1 - Normaliteit:
Diversiteit wordt voorgesteld als een normaal fenomeen waar iedereen dagelijks in verschillende situaties mee te maken heeft. Diversiteit in de samenleving moet je kunnen aflezen uit gewone, veelgebruikte teksten, audiovisueel en andersoortig materiaal.
2 - Meervoudige identiteiten:
Individuen en groepen laat men zien als gewone, unieke mensen die met elkaar omgaan in alledaagse situaties, verschillende contexten en wisselende omstandigheden.
3 - Onbevooroordeeldheid:
Vooroordelen, stereotypen en veralgemeningen worden waar mogelijk en wenselijk vermeden. Uitspraken over groepen in de samenleving berusten op evenwichtige, correcte informatie.

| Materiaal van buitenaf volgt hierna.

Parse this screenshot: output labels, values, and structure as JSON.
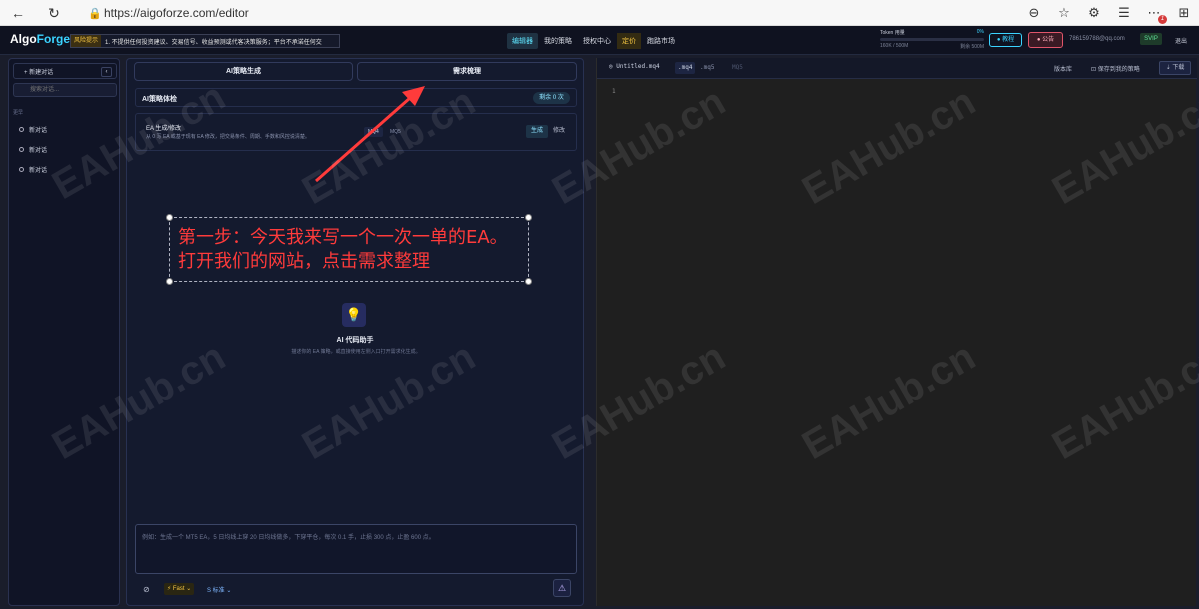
{
  "browser": {
    "url": "https://aigoforze.com/editor",
    "notification_count": "1"
  },
  "header": {
    "logo_left": "Algo",
    "logo_right": "Forge",
    "risk_tag": "风险提示",
    "risk_text": "1. 不提供任何投资建议、交易信号、收益预测或代客决策服务；平台不承诺任何交",
    "nav": [
      "编辑器",
      "我的策略",
      "授权中心",
      "定价",
      "跑路市场"
    ],
    "token_label": "Token 用量",
    "token_pct": "0%",
    "token_used": "160K / 500M",
    "token_left": "剩余 500M",
    "tutorial_btn": "● 教程",
    "notice_btn": "● 公告",
    "email": "786159788@qq.com",
    "svip": "SVIP",
    "logout": "退出"
  },
  "sidebar": {
    "new_chat": "+ 新建对话",
    "collapse": "‹",
    "search_placeholder": "搜索对话...",
    "section_label": "更早",
    "items": [
      "新对话",
      "新对话",
      "新对话"
    ]
  },
  "middle": {
    "tab_generate": "AI策略生成",
    "tab_requirements": "需求梳理",
    "quota_title": "AI策略体检",
    "quota_value": "剩余 0 次",
    "ea_title": "EA 生成/修改",
    "ea_desc": "从 0 写 EA 或基于现有 EA 修改，把交易条件、周期、手数和风控说清楚。",
    "ea_mq4": "MQ4",
    "ea_mq5": "MQ5",
    "ea_generate": "生成",
    "ea_modify": "修改",
    "annotation_line1": "第一步：今天我来写一个一次一单的EA。",
    "annotation_line2": "打开我们的网站，点击需求整理",
    "assistant_icon": "💡",
    "assistant_title": "AI 代码助手",
    "assistant_desc": "描述你的 EA 策略，或直接使用左侧入口打开需求化生成。",
    "prompt_placeholder": "例如：生成一个 MT5 EA，5 日均线上穿 20 日均线做多，下穿平仓，每次 0.1 手，止损 300 点，止盈 600 点。",
    "fast_label": "⚡ Fast ⌄",
    "standard_label": "S 标准 ⌄",
    "attach_icon": "⊘",
    "send_icon": "⚠"
  },
  "editor": {
    "file_name": "Untitled.mq4",
    "ext_mq4": ".mq4",
    "ext_mq5": ".mq5",
    "mq_label": "MQ5",
    "version_lib": "版本库",
    "save_label": "保存到我的策略",
    "download_label": "⇣ 下载",
    "line_1": "1"
  },
  "watermark": "EAHub.cn"
}
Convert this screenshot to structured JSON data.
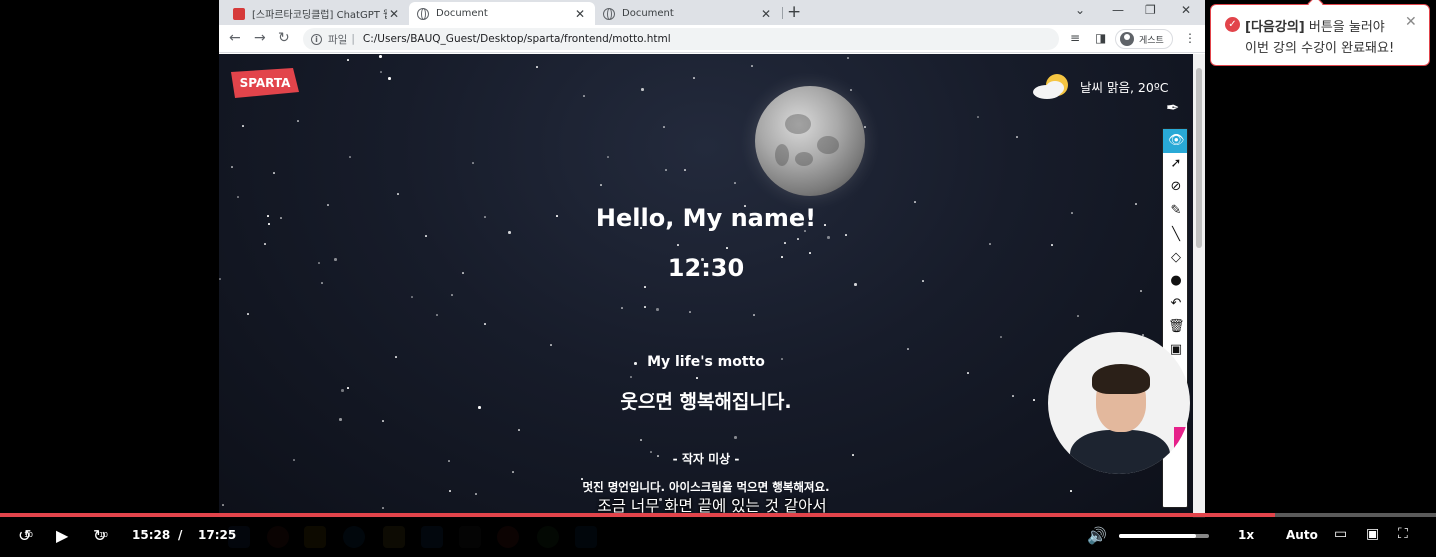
{
  "browser": {
    "tabs": [
      {
        "title": "[스파르타코딩클럽] ChatGPT 웹",
        "icon": "sparta-favicon",
        "active": false
      },
      {
        "title": "Document",
        "icon": "globe-icon",
        "active": true
      },
      {
        "title": "Document",
        "icon": "globe-icon",
        "active": false
      }
    ],
    "new_tab_label": "+",
    "address": {
      "scheme_label": "파일",
      "url": "C:/Users/BAUQ_Guest/Desktop/sparta/frontend/motto.html"
    },
    "profile_label": "게스트"
  },
  "page": {
    "logo_text": "SPARTA",
    "weather_text": "날씨 맑음, 20ºC",
    "greeting": "Hello, My name!",
    "clock": "12:30",
    "motto_title": "My life's motto",
    "motto_text": "웃으면 행복해집니다.",
    "author": "- 작자 미상 -",
    "quote": "멋진 명언입니다. 아이스크림을 먹으면 행복해져요."
  },
  "toast": {
    "bold": "[다음강의]",
    "line1_rest": " 버튼을 눌러야",
    "line2": "이번 강의 수강이 완료돼요!"
  },
  "subtitle": "조금 너무 화면 끝에 있는 것 같아서",
  "player": {
    "current_time": "15:28",
    "separator": "/",
    "duration": "17:25",
    "progress_fraction": 0.888,
    "volume_fraction": 0.85,
    "speed": "1x",
    "quality": "Auto",
    "rewind_label": "10",
    "forward_label": "10"
  },
  "colors": {
    "accent_red": "#e2444b",
    "palette_selected": "#29a9d6",
    "pink": "#e6218a"
  }
}
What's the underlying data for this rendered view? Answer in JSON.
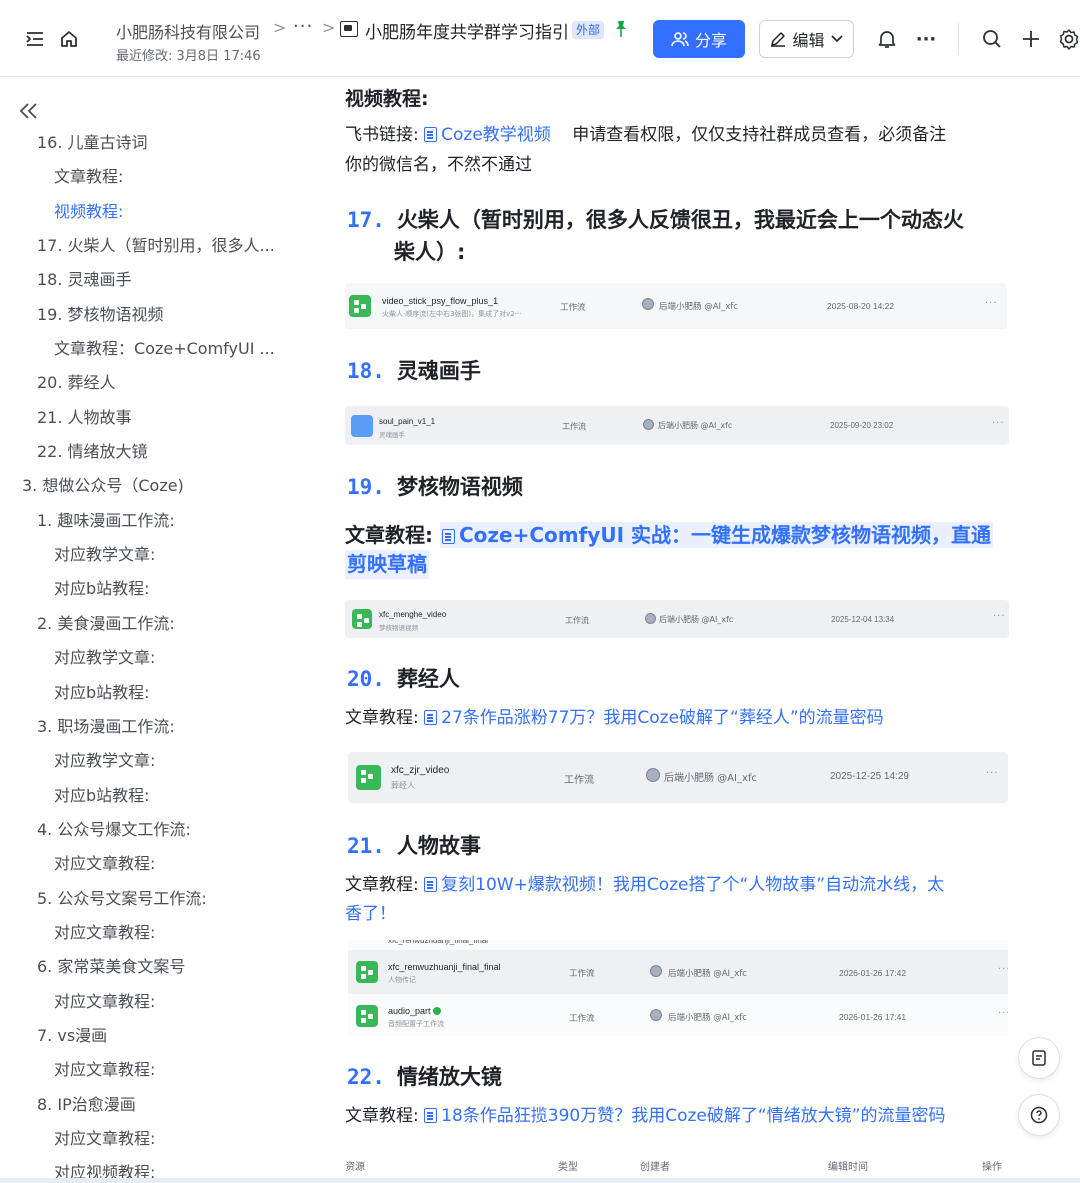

4 - Discriminatie en beeldvorming:
Er is aandacht voor en er worden inzichten geboden in de oorzaken en werking van racisme, discriminatie en beeldvorming (vooroordelen, stereotypen, veralgemeningen…).
5 - Multiperspectiviteit:
Verschillende perspectieven op gebeurtenissen, contexten en personen komen aan bod. Dit betekent ook dat het etno- en eurocentrisch perspectief op de geschiedenis en de wereld wordt doorbroken, dat er aandacht wordt besteed aan het onzichtbaar gemaakte verleden
van minderheidsgroepen in de samenleving.
6 - Interactie en variatie:
De aangeboden activiteiten en taken vertrekken systematisch van interactie: het leren met en van elkaar. Het geheel aan activiteiten en taken is ook zo vormgegeven dat een gevarieerd aanbod van interactiewijzen, werkvormen, leerstijlen kan worden ingezet.
7 - Authenticiteit:
Uitdagende oefeningen, taken en bronnen worden voorzien die uitzicht geven op authentieke, realistische leeromgevingen, op concrete thema’s en problemen.
8 - Toegankelijkheid:
De tekstinhouden zijn gesteld of hertaald in een voor iedereen toegankelijke taal.